The Minister, who called a
press conference at his offices in Kingston, expressed
alarm that the collapse of a rotting pole in the Ferry
swamp, which links the Tredegar and Duhaney substations,
could have caused an islandwide shutdown of the system.
"This is an indication of
ineffective, basic maintenance practices by the company
as identified by the ministry's technical team,"
Mullings said. At
approximately 6:10 pm on Wednesday the island was
plunged into entire darkness, triggering panic and
frustration among householders and traffic snarls at
major intersections across the capital.
Full power was returned four
hours later. In
July 2006, the country was plunged into a similar
unscheduled, islandwide power outage that resulted in
the then Government, not satisfied with the reasons
given by JPS, inviting a team of Canadian professionals
to probe the cause.
The consultants were also
asked to propose long-term corrective measures which
should be implemented by JPS to prevent another
islandwide or widespread power blackout.
But in August 2007, the
island experienced another extensive outage causing
customers in several parishes to suffer inconvenience.
Minister Mullings said that
had the company - in which Japanese firm Marubeni
acquired a majority stake last year - acted swiftly on
the OUR recommendations made in 2006, Wednesday's
blackout would not have occurred.
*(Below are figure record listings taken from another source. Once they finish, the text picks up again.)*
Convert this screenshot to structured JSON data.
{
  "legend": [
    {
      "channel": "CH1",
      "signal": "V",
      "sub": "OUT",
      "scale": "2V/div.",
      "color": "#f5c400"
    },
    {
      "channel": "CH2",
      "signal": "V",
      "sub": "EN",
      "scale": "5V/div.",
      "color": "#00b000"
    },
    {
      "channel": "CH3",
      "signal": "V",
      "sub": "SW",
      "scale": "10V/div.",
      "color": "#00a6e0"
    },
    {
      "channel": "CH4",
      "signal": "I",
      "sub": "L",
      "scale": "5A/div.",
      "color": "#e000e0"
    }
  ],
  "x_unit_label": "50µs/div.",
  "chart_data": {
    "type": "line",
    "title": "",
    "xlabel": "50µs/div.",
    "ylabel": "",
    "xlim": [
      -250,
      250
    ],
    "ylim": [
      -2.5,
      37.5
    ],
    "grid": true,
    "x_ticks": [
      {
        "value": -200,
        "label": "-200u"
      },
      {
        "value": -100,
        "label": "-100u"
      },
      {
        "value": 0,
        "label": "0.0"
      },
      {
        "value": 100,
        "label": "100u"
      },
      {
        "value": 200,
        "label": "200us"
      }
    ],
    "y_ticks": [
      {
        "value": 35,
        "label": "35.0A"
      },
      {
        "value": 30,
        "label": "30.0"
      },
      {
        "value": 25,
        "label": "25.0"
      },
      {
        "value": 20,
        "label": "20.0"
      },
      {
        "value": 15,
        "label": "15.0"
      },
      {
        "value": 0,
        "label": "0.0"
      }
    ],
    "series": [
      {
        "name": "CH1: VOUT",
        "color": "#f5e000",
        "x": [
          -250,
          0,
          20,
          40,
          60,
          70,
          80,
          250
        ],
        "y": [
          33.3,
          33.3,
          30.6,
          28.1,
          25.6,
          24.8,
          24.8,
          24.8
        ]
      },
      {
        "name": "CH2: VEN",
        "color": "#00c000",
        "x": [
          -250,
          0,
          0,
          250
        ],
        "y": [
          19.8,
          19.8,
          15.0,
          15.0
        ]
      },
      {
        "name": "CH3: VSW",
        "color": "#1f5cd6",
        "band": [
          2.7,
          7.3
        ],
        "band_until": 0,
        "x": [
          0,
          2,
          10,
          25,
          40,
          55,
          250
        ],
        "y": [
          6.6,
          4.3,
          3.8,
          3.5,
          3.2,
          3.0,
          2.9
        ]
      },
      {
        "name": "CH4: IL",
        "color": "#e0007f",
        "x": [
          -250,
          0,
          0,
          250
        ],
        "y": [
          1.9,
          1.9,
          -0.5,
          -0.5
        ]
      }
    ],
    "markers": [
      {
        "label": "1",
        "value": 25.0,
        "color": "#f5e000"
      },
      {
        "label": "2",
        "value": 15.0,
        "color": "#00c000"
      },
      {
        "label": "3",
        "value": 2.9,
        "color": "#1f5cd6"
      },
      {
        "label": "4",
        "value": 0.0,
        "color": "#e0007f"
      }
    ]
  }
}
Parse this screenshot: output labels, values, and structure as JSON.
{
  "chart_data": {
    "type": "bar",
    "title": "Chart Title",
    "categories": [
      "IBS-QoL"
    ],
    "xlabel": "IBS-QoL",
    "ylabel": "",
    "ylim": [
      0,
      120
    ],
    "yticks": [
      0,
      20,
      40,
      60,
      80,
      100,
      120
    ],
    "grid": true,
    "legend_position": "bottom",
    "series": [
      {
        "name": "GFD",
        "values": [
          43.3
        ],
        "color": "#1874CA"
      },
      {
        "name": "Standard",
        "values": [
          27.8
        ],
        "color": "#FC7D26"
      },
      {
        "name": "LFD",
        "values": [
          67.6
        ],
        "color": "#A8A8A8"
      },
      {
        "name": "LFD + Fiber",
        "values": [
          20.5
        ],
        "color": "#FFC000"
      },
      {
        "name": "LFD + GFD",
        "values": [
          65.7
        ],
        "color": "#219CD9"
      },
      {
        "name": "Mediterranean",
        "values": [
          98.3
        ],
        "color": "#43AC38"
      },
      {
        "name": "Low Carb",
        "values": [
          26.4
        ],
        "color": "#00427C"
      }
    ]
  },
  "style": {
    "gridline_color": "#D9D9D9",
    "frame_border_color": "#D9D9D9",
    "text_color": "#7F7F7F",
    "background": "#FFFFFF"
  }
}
He also expressed
disappointment that there was no effective monitoring by
the OUR. The
Minister called on the OUR to effectively monitor JPS's
performance of its obligations, and where necessary,
impose requisite sanctions.
He said he was alarmed that
the JPS took a decision that rather than updating the
existing system to safeguard against these eventualities
subsequent to 2006, the company elected one year later
to commence procurement of a new system.